Los sueños también juegan un papel prioritario en la obra. El poeta incorpora aquellos que fueron importantes en su momento porque le hicieron feliz o desgraciado. La introducción del mundo onírico no es óbice para restar credibilidad a su relato: «El que no sea posible verificar un objeto físico efectivo no le priva de realidad». Esta es otra de las peculiaridades de Un armario lleno de sombra que podría acercarnos a Luna lunera o a Paraíso inhabitado, ambas narradas por niños en un contexto histórico contemporáneo. Sin embargo, la falta de ficción, la pobreza, el hambre, la vida en el extrarradio le aproxima más al Berlín de Benjamin Walter que a la Barcelona o al Madrid burgués de la primera mitad del siglo XX. El hecho que en sus páginas no haya lugar para la imaginación ni tampoco para la prosa poética o el tono elegíaco no le impide alcanzar momentos de gran belleza y emotividad. «Tenía un vientre enorme. Pudiera ser tordo o alazán, pero, en la penumbra, se oscurecía hasta parecer irrealmente negro. Había un pequeño resplandor en torno a sus ojos, que habrían de ser de cristal y que, en mi visión ahora recuperada, no se corresponden con la mirada de un caballo: sobre la pupila inmóvil, empapando la córnea, yo veo extenderse un reguerillo de lágrimas. Andaba por medio un extravío; alguna esquirla de luz se movería creando la apariencia del llanto, pero yo no lo advertía ni pensé así: yo vi que el caballo lloraba y el caballo llora aún en mi memoria». Tampoco el lector ávido de su poesía va a encontrarse con el poeta antes que con el narrador.
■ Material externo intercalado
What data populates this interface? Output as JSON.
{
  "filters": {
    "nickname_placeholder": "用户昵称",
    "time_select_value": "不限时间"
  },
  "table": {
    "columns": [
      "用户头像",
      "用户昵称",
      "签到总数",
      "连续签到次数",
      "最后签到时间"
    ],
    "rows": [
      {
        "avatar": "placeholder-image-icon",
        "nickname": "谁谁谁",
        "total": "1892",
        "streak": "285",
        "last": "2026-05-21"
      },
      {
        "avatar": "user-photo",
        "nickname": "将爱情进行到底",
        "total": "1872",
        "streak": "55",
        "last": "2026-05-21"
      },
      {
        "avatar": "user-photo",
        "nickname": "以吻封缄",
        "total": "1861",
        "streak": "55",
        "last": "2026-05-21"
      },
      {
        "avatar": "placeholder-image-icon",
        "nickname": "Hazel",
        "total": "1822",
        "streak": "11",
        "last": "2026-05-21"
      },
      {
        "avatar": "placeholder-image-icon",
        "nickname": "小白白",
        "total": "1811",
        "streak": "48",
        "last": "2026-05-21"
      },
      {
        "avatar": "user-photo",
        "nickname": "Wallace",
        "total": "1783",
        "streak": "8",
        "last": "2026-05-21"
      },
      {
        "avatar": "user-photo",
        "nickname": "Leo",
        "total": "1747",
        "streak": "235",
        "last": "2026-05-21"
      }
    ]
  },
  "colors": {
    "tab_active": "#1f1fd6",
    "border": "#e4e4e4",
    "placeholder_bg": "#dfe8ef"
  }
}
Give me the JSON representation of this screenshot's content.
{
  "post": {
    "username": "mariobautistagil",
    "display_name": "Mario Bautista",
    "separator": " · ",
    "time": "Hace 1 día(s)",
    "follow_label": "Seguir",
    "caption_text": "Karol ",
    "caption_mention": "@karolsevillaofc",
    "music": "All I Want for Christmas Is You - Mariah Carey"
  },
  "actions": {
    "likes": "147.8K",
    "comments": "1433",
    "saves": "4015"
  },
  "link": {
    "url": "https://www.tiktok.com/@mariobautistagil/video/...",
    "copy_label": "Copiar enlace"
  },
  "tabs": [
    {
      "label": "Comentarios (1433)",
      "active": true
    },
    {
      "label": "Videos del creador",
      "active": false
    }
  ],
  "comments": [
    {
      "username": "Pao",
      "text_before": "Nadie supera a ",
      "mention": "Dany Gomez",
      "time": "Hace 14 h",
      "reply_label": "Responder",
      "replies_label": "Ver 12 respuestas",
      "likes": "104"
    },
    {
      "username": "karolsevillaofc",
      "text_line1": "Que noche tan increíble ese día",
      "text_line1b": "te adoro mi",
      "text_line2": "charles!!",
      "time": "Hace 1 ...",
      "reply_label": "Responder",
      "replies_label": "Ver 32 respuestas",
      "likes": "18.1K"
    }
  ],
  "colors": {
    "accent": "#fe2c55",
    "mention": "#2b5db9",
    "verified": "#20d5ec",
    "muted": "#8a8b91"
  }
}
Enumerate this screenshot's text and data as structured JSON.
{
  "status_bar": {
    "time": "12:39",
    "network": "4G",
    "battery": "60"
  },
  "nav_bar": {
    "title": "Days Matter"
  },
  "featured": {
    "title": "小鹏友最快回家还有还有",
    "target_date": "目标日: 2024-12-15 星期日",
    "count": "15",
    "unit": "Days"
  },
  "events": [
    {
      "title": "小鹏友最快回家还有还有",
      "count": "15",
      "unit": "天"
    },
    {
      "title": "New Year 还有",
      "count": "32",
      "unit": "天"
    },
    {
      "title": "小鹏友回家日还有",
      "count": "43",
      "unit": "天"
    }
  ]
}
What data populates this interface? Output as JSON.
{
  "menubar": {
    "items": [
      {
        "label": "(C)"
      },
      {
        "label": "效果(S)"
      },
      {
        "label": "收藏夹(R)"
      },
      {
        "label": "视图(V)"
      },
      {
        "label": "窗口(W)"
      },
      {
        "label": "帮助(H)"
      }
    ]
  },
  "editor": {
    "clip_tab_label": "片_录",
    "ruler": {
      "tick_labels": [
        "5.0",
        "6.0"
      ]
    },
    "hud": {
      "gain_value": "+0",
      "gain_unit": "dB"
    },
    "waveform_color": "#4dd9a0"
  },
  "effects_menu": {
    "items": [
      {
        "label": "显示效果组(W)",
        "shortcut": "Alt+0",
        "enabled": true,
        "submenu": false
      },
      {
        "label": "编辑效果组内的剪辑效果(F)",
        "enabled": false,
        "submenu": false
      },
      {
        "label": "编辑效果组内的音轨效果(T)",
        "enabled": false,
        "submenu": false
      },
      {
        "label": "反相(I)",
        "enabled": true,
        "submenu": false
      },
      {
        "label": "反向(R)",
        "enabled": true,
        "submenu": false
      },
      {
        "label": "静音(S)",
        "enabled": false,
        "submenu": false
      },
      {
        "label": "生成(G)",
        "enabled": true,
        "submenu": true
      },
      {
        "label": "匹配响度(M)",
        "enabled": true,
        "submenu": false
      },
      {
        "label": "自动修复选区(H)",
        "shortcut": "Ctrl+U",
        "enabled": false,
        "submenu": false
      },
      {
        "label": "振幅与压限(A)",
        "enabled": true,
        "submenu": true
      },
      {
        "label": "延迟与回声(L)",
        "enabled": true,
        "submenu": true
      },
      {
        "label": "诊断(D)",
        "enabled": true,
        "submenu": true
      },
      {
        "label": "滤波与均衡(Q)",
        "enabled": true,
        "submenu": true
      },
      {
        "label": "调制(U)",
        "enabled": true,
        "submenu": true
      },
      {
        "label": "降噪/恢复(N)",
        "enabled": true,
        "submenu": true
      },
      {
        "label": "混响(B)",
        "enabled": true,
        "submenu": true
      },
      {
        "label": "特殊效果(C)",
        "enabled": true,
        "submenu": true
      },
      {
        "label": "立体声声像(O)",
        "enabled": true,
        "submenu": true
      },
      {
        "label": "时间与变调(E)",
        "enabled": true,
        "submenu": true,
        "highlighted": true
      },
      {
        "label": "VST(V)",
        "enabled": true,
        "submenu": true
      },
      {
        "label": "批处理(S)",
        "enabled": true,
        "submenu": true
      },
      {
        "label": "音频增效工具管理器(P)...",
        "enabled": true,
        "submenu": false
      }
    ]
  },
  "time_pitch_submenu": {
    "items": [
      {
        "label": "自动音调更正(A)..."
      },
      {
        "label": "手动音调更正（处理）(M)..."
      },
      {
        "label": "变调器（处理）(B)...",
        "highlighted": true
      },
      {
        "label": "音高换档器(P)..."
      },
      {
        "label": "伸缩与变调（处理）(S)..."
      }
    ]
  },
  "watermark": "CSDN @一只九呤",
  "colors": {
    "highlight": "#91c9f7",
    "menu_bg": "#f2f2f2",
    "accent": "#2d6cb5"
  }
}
Cabría intuir, a modo de palimpsesto, un estrato de sus rasgos poéticos o más bien de equivalencias léxicas. Sin embargo, el poeta acalla su voz para dejar que emerja el narrador. Con un estilo directo y espontáneo, mezclando el recuerdo con alguna intervención directa del Antonio adulto, Un armario lleno de sombra es antes que literatura, un «hecho existencial». Y el resultado, como bien ha dicho Mateo Díez, es el de un libro de «gran poder narrativo con un tono de intensidad absoluto».

El poeta abre el armario donde su madre guardaba todas sus pertenencias dos o tres años después de morir. «Hice entrar mi cabeza en la oscuridad del armario y entonces ocurrió algo que me envolvió en su realidad física: sentí el olor de mi madre. Viva». A partir de ese momento, comienza a fraguarse el relato de su infancia. El autor elabora partiendo de pequeños recuerdos otros, que estaban esperándole en el subconsciente. «En el olvido están los recuerdos. Advierto que mi aprendizaje de vejez no es otra cosa que la forma que adoptan ahora en mí el pasado y sus sombras». Emotivo, real, y bien escrito, Un armario lleno de sombra nos hace partícipes de la vida cotidiana, iluminando con su sinceridad uno de los momentos más trágicos de nuestra historia reciente.